The evidence shows that sometime in May, 1918, plaintiff employed two stock salesmen to plan and conduct a drive at Springfield for the sale of corporate stock in the elevator enterprize. They were brought from Minneapolis by plaintiff for that purpose. One of the salesmen, accompanied by two of the stockholders, called on defendant and sold the stock to him and obtained the note on which this action is based. There is competent evidence which tends to prove that the agent, as an inducement to defendant, stated and represented that within a year a new $40,000 elevator would be built to take the place of the. old one which was dilapidated and out of date; that the new structure would be equipped with grain drying, cleaning, grading and other modern devices to facilitate the handling of grain and to so prepare it for market that defendant, and other subscribing patrons, would be paid two or three cents a bushel above local market prices for grain at the new elevator; that the stock would “carry itself” and that defendant would never be called upon to pay the note except from dividends on his stock which would be derived from increased earnings when the new and improved elevator was installed; that he relied upon the material representations and statements so made, and in reliance thereon he made his subscription and gave his note. The elevator was never built. He testified that the representations and statements so made were false, fraudulent and untrue, and contends that they were purposely made to cheat and defraud him and without *21an intention of performance on plaintiff’s part. There is evidence tending to prove that all of the material representations and statements made by the selling agent to defendant to induce the sale and to obtain the note in suit were made to him in the presence and hearing of not less than two stockholders of the original corporation.

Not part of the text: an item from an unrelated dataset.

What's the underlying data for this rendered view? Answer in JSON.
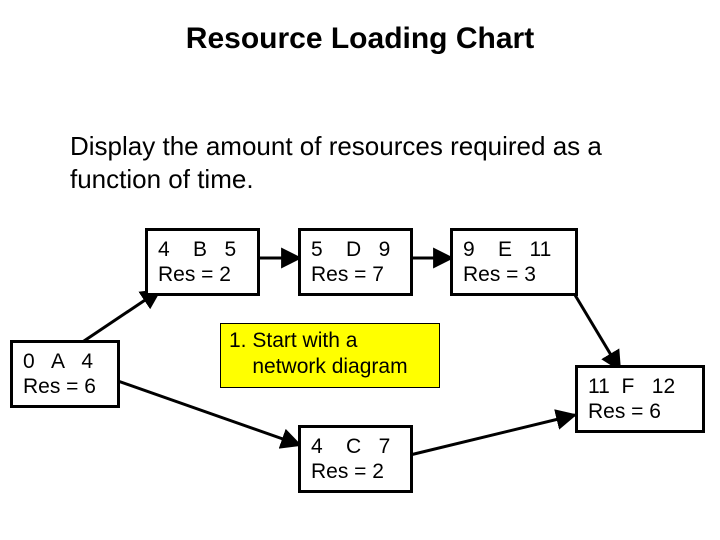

There is some conflict in the evidence in respect of material facts, but the jury, as the triers of questions of fact, and of the credibility of witnesses as well, resolved the issues in favor of defendant. In Sanders v. Nightengale, 109 Neb. 667, we held in effect that, in an action for damages for fraud and deceit, it is for the jury to- determine whether facts and circumstances are established which show that the injured party was justified in relying ón the representations which induced the contract. It is elementary that deceit, to ground a recovery, must ordinarily relate to existing facts. But we think the present case comes within the exception to the rule, as announced in Abbott v. Abbott, 18 Neb. 503, where we held: “The representation of a fact in the future, and not a mere promise which has been acted upon and turns out to be false, will entitle the injured party to the same remedies as fraudulent misrepresentations of an existing fact.”

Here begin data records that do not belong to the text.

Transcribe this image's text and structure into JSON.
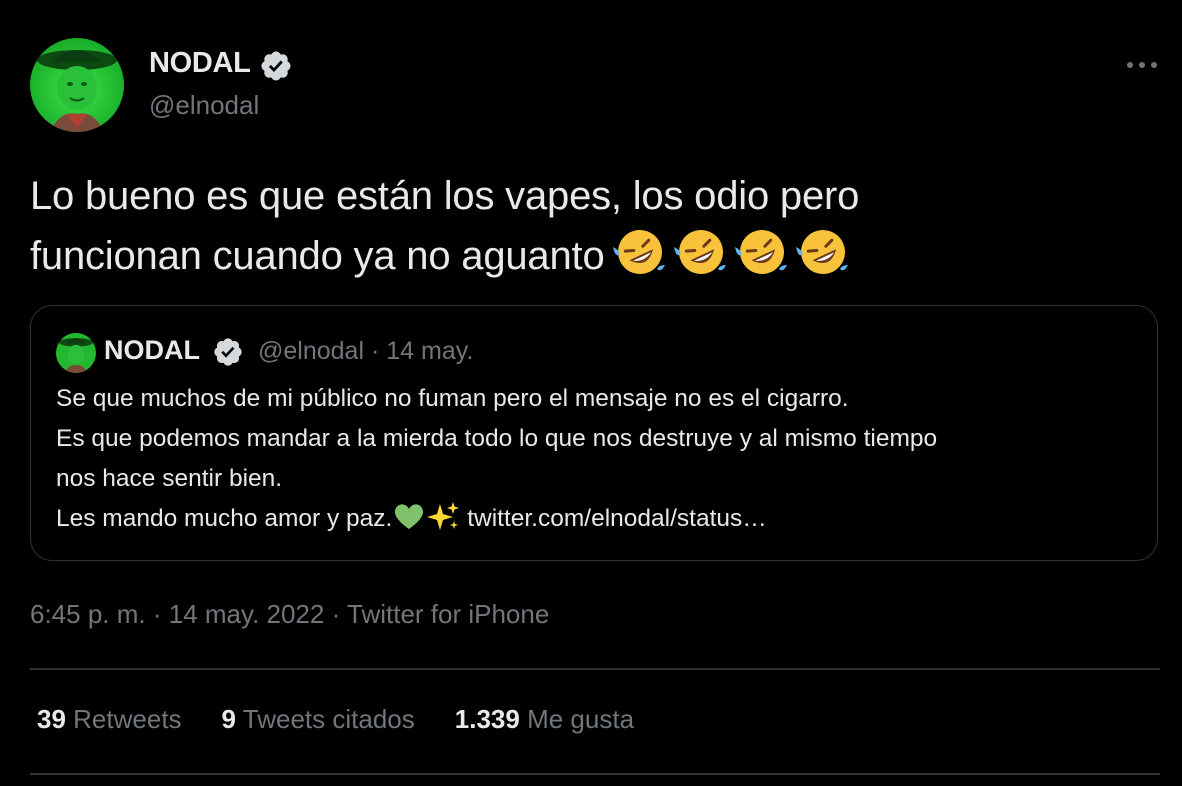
{
  "author": {
    "name": "NODAL",
    "handle": "@elnodal",
    "verified": true
  },
  "tweet": {
    "text": "Lo bueno es que están los vapes, los odio pero funcionan cuando ya no aguanto",
    "line1": "Lo bueno es que están los vapes, los odio pero",
    "line2": "funcionan cuando ya no aguanto",
    "emojis": [
      "rofl",
      "rofl",
      "rofl",
      "rofl"
    ]
  },
  "quote": {
    "name": "NODAL",
    "handle": "@elnodal",
    "meta": "@elnodal · 14 may.",
    "date": "14 may.",
    "lines": [
      "Se que muchos de mi público no fuman pero el mensaje no es el cigarro.",
      "Es que podemos mandar a la mierda todo lo que nos destruye y al mismo tiempo",
      "nos hace sentir bien.",
      "Les mando mucho amor y paz."
    ],
    "link": "twitter.com/elnodal/status…",
    "emojis": [
      "green-heart",
      "sparkles"
    ]
  },
  "meta": {
    "time": "6:45 p. m.",
    "date": "14 may. 2022",
    "source": "Twitter for iPhone",
    "full": "6:45 p. m. · 14 may. 2022 · Twitter for iPhone"
  },
  "stats": {
    "retweets_count": "39",
    "retweets_label": "Retweets",
    "quotes_count": "9",
    "quotes_label": "Tweets citados",
    "likes_count": "1.339",
    "likes_label": "Me gusta"
  },
  "icons": {
    "verified": "verified-badge-icon",
    "more": "more-options-icon"
  },
  "colors": {
    "background": "#000000",
    "text": "#e7e9ea",
    "secondary": "#71767b",
    "border": "#2f3336"
  }
}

In a comparatively recent case it was held that, in an action on a note given for the purchase, price of corporate stock which was defended on the ground of misrepresentation by the seller that a stockholder could sell grain to the plaintiff corporation for more than could be obtained elsewhere, and receive a greater price for feed sold to plaintiff than could be obtained elsewhere, and could pay the note out of dividends, the question whether the seller made such representations, and as to whether the buyer was induced thereby to sign the note, was for the jury. Britton Milling Co. v. Williams, 44 S. Dak. 464.

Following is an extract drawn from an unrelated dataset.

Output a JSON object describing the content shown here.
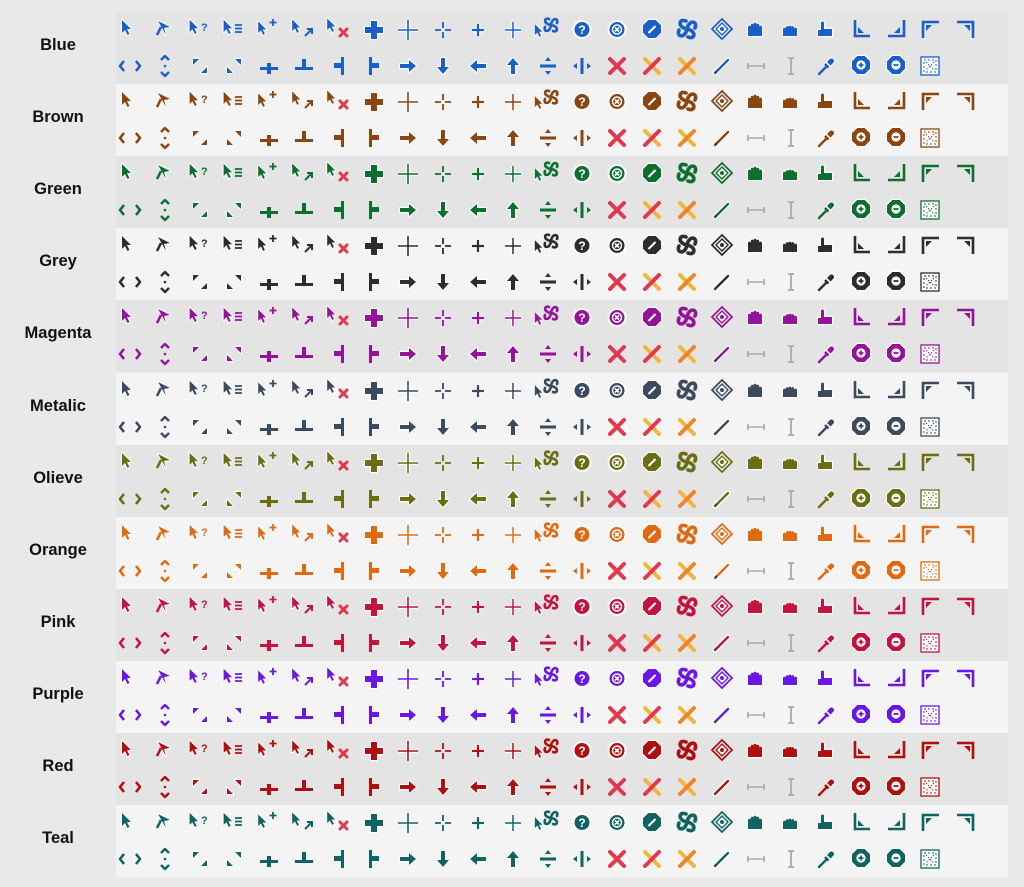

Other assignments of alleged error have been urged by plaintiff which we have considered-but do not find it necessary to discuss and do not decide. Reversible error does *22not appear. We think the court did not err in overruling plaintiff’s application for a new trial.

The judgment of the district court is

Affirmed.

Note — See Appeal and Error, 4 C. J. p. 857, sec. 2836; Fraud, 27 C. J. p. 76, sec. 216; 26 C. J. p. 1087, sec. 25.